April 27– Wednesday– Washington, D.C.– “I forget whether I wrote to you acknowledging the receipt of the $10 sent for the wounded & sick, 1st February. It came safe– also the $5 you sent some ten days since. My dear sir, your contributions are very, very welcome– they go to the direct sustenance, cheer, & comfort of special cases of wounded & sick. I have now been over a year among the wounded. I find that personal application, tact, & insight, with entire sympathy, are the only means effectual in hospitals– every case wants some peculiar adaptation– to some, some little article purchased– many the tender hand & word, oft repeated, never slacking up, till danger is past. Some, while prostrated, are out of money, & too proud to speak of it, to these a little gift of two or three cents to some a little tobacco is a great treasure. Any thing like beggars or deceivers, are very rare– indeed I don’t meet one a fortnight. The soldiers are nearly altogether young American men of decent breeding, farmers’ sons ordinarily educated, but well behaved & their young hearts full of manliness & candor. Their condition makes deepest attachments under their sufferings & wounds often brought right to the bitterness of death. Some, indeed, one feels to love deeply, & they return it with interest.” ~ Letter from Walt Whitman to James P Kirkwood.

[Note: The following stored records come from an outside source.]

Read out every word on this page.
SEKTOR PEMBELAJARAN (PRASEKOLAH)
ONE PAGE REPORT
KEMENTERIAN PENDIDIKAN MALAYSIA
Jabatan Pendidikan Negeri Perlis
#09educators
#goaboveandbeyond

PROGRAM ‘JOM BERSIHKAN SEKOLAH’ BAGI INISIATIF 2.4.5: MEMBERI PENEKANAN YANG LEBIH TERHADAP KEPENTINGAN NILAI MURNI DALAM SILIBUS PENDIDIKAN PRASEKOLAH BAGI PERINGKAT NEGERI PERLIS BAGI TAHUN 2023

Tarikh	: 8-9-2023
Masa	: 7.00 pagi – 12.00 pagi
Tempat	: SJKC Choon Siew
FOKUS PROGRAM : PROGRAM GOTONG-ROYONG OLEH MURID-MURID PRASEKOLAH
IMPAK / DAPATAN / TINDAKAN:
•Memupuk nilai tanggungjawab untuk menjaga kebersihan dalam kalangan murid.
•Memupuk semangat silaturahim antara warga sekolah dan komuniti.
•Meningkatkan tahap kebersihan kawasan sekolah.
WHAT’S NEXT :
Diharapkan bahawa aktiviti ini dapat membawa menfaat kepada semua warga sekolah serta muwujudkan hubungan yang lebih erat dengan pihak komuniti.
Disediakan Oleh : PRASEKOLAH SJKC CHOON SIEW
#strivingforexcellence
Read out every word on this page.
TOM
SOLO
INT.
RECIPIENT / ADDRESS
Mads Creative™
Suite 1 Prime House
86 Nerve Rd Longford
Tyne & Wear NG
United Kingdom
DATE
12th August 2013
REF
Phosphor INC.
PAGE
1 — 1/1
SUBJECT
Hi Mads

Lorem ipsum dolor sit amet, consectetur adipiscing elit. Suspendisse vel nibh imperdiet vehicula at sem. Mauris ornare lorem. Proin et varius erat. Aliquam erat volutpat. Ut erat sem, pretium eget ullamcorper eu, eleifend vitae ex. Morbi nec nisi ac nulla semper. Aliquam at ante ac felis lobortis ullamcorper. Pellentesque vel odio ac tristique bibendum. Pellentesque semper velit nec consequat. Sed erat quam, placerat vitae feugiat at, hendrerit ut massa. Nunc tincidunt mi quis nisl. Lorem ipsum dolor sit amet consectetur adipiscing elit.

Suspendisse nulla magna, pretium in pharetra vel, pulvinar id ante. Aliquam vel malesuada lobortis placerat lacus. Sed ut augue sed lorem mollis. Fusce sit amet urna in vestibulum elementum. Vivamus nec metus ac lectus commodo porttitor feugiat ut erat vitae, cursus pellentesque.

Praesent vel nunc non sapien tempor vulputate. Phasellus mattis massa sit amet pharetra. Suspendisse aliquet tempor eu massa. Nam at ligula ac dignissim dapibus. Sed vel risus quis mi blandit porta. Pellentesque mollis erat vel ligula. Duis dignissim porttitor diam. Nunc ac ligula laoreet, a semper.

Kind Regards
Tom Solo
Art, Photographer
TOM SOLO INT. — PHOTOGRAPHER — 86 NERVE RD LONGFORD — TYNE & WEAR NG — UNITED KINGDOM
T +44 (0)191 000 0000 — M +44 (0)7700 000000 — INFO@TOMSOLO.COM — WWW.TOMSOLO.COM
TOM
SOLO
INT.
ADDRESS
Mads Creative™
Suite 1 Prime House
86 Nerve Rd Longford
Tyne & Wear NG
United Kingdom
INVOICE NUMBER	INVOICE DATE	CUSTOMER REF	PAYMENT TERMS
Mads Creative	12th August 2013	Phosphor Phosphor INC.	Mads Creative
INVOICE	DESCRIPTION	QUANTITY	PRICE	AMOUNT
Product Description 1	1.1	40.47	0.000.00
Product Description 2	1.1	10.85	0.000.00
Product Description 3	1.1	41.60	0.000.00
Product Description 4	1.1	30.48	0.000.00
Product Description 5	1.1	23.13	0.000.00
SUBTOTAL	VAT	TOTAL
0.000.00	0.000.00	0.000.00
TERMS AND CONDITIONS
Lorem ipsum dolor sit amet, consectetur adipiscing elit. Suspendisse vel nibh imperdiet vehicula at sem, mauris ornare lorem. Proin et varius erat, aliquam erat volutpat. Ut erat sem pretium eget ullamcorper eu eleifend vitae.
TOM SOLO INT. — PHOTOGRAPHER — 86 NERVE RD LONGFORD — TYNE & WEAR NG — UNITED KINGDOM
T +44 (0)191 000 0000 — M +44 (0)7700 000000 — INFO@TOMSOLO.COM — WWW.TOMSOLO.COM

April 27– Wednesday– Sumner County, Tennessee– “Sis has just come from Mrs. Lane’s: while there she visited the grave of the stranger soldier who was shot Friday. The Yankees took his coat and boots off and put him in the grave without coffin or wrappings of any kind.” ~ Diary of Alice Williamson.

April 27– Wednesday– Dalton, Georgia– “I am tolerable well at this time, hoping those few lines may come safe to your hands in due time and find you all well. . . . I don’t see any chance for me to get to come home. You must do the best you can and take good care of yourself. I don’t want you to work any at all. The children can do all that is to do. I think my children is too smart to let their mother do the work. . . . I do want to see you all mighty bad.” ~ Letter from a Confederate soldier to his wife.


April 27– Wednesday– Camden County, Georgia– “We went over to Kate’s for the mail. Found her sitting on the front steps, dressed in her new calico and knitting. She looked very smiling and soon told us that she and the Major were married on the previous evening. There was not time to send to us or we should have been summoned. Mr. Bullock, the minister, came at night while she was milking. The Major had been off all day cow hunting– after supper the Major brushed his hair, Kate put on her new calico, the Negroes all gathered about the doors and the knot was tied. . . . Kate loaded us down with flowers and radishes and we trotted home full of curious emotions, hardly describable.” ~ Diary of Julia Johnson Fisher

April 27– Wednesday– Decatur, Alabama; Taylor’s Ridge, Georgia; Troublesome Creek, Kentucky; Dayton, Missouri; Masonborough Inlet, North Carolina– Raids, skirmishes and general to-dos.


newspaper reporters in the field

newspaper reporters in the field

April 28– Thursday– Washington, D.C.– “I have the honor to transmit herewith an address to the President of the United States, and through him to both Houses of Congress, on the condition and wants of the people of east Tennessee, and asking their attention to the necessity of some action on the part of the Government for their relief, and which address is presented by a committee of an organization called ‘The East Tennessee Relief Association.’ Deeply commiserating the condition of these most loyal and suffering people, I am unprepared to make any specific recommendation for their relief. The military is doing and will continue to do the best for them within its power. Their address represents that the construction of direct railroad communication between Knoxville and Cincinnati by way of central Kentucky would be of great consequence in the present emergency. It may be remembered that in the annual message of December, 1861, such railroad construction was recommended. I now add that, with the hearty concurrence of Congress, I would yet be pleased to construct a road, both for the relief of these people and for its continuing military importance.” ~ Message from President Lincoln to Congress.